NASIONAL IPW: Netralitas ASN, TNI dan Polri adalah Keniscayaan 04 Dec 2023 15:08
"Netralitas ASN, TNI dan Polri adalah suatu keniscayaan untuk tumbuhnya Demokrasi dan Pemilu yang legitimate," ungkap Ketua IPW, Sugeng Teguh Santoso.
JAKARTA, IndonesiaSatu.co-- Indonesia Police Watch (IPW) mengingatkan agar Aparatur Sipil Negara (ASN), TNI dan Polri, tetap bersikap netral saat Pemilu 2024.
"Netralitas ASN, TNI dan Polri adalah suatu keniscayaan untuk tumbuhnya Demokrasi dan Pemilu yang legitimate," ungkap Ketua IPW, Sugeng Teguh Santoso, dalam tanyangan Youtube iNews, Sabtu (2/12/2023).
Menurut Sugeng, netralitas dari ketiga aparat negara dinilai penting untuk menjaga marwah Pemilu 2024.

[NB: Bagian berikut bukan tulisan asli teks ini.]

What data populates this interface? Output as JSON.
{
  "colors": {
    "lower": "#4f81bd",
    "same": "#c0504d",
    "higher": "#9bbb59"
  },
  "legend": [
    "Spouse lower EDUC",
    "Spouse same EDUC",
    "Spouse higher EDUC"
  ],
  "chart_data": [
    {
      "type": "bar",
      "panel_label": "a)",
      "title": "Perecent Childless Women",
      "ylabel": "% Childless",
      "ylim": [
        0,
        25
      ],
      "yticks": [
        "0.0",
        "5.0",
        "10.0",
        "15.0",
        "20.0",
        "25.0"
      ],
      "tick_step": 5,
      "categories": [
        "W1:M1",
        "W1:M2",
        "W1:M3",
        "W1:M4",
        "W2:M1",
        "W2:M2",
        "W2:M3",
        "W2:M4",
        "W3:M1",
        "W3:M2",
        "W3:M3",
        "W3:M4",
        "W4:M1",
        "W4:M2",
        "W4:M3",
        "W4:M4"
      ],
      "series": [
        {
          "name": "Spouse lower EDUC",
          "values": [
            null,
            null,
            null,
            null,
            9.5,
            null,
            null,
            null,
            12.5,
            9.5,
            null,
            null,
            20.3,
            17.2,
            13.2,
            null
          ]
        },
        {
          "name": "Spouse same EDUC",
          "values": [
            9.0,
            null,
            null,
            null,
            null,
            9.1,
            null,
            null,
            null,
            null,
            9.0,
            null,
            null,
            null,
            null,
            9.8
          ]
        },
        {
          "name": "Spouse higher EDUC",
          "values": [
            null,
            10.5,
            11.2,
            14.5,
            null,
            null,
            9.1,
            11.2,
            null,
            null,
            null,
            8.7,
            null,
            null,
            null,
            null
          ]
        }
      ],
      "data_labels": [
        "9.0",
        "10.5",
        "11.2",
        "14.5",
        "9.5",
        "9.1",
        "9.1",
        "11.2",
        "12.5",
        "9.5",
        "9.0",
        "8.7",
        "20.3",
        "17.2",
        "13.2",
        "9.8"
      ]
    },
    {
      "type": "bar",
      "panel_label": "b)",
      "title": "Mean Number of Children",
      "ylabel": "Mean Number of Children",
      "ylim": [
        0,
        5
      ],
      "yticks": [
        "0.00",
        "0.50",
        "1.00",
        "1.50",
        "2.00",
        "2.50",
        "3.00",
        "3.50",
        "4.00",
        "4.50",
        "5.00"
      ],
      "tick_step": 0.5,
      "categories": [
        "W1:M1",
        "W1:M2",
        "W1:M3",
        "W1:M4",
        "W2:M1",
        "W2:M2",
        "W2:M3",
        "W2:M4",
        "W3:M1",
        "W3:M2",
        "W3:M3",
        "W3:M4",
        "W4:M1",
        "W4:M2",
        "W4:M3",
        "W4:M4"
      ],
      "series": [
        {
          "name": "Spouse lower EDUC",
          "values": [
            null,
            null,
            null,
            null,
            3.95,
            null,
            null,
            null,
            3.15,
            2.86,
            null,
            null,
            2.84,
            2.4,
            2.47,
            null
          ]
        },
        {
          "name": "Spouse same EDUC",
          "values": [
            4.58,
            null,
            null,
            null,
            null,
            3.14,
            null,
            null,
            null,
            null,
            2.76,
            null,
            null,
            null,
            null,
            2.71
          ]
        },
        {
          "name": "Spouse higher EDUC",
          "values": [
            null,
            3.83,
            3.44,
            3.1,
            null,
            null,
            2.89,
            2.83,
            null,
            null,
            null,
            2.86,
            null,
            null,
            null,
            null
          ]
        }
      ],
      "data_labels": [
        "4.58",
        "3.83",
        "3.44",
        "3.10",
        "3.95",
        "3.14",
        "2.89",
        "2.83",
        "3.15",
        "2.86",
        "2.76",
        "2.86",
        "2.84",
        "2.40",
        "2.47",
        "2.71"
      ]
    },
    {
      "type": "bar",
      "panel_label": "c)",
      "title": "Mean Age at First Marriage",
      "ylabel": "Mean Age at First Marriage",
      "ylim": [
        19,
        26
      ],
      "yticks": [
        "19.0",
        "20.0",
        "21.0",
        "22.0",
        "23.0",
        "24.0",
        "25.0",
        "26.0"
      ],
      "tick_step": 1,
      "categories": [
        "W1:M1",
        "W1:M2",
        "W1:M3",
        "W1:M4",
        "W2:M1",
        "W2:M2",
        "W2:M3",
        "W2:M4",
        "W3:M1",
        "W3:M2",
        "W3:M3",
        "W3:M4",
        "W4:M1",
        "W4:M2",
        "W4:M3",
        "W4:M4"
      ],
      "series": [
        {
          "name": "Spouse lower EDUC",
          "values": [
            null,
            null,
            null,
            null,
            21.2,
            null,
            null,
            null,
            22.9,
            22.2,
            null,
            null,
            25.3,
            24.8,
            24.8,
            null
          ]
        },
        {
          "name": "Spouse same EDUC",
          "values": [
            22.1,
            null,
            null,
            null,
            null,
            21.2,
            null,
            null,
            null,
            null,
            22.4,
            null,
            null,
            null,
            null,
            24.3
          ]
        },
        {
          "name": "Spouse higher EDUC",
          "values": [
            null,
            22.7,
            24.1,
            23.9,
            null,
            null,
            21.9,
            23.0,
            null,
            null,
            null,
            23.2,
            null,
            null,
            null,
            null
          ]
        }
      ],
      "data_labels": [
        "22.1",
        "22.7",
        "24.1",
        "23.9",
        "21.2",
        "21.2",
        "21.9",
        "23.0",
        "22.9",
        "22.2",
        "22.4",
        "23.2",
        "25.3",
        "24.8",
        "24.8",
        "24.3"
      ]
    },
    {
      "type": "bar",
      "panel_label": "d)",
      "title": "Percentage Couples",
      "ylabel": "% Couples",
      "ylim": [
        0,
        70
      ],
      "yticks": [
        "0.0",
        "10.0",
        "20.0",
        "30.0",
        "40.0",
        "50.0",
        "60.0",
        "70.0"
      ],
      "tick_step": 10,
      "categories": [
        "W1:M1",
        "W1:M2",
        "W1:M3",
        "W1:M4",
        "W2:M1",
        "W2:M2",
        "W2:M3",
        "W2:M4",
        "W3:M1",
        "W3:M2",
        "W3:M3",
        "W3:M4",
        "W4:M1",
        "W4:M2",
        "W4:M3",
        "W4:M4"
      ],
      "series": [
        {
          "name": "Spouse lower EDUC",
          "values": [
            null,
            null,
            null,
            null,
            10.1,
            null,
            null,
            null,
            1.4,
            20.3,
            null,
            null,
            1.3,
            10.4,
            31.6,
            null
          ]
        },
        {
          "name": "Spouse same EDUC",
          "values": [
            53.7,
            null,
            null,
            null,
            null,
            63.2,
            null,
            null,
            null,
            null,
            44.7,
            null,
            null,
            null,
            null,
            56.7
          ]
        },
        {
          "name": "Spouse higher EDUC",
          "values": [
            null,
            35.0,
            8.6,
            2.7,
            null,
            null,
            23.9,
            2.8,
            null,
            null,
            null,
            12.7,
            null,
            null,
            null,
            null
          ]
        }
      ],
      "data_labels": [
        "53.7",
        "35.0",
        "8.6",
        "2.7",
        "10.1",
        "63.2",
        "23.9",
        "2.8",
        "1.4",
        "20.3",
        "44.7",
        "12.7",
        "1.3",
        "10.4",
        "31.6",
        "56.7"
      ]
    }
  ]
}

"Hal ini untuk menjaga legitimasi Pemilu 2024 tetap kuat," kata dia.
Sugeng menegaskan, Pemilu tidak sekadar momentum untuk mengejar kekuasaan, tetapi bagaimana menciptakan pemerintahan demokratis melalui proses yang demokratis serta tidak dicemari oleh keberpihakan.
"Ini menjadi spirit semua dan penting untuk selalu ada. Karena itu, institusi Polri misalnya, sudah ada UU Polri Pasal 28 yang pada prinsipnya mengatur agar Polri tidak terlibat politik praktis dan jangan berpihak (ke salah satu Paslon, red)," kata Sugeng.
Sugeng menyinggung pernyataan Kapolri Jenderal Listyo Sigit Prabowo yang mengingatkan Anggota Polri untuk netral.
"Nah, ketika ada anggota Polri yang terlihat sebagai manuver yang mencederai netralitas, IPW harus mengingatkan," tegas Sugeng sambil menyebut beberapa kasus di Jawa Tengah terutama pemeriksaan tiga Kabupaten yang dinilai terlalu ambisius.
Permintaan IPW juga berkaitan dengan pernyataan politikus Aiman Witjaksono yang menyebut ada oknum polisi tidak pada Pemilu 2024.
Sugeng menilai, pernyataan Aiman hanya mengingatkan terkait soal netralitas.
Menurutnya, hal itu tidak perlu diperpanjang dan diselesaikan secara damai.
"Memang Aiman harus diklarifikasi dan kemudian diselesaikan secara damai. Ini juga sekaligus menjadi pengingat bersama saja untuk tidak berkembang," tandas Sugeng.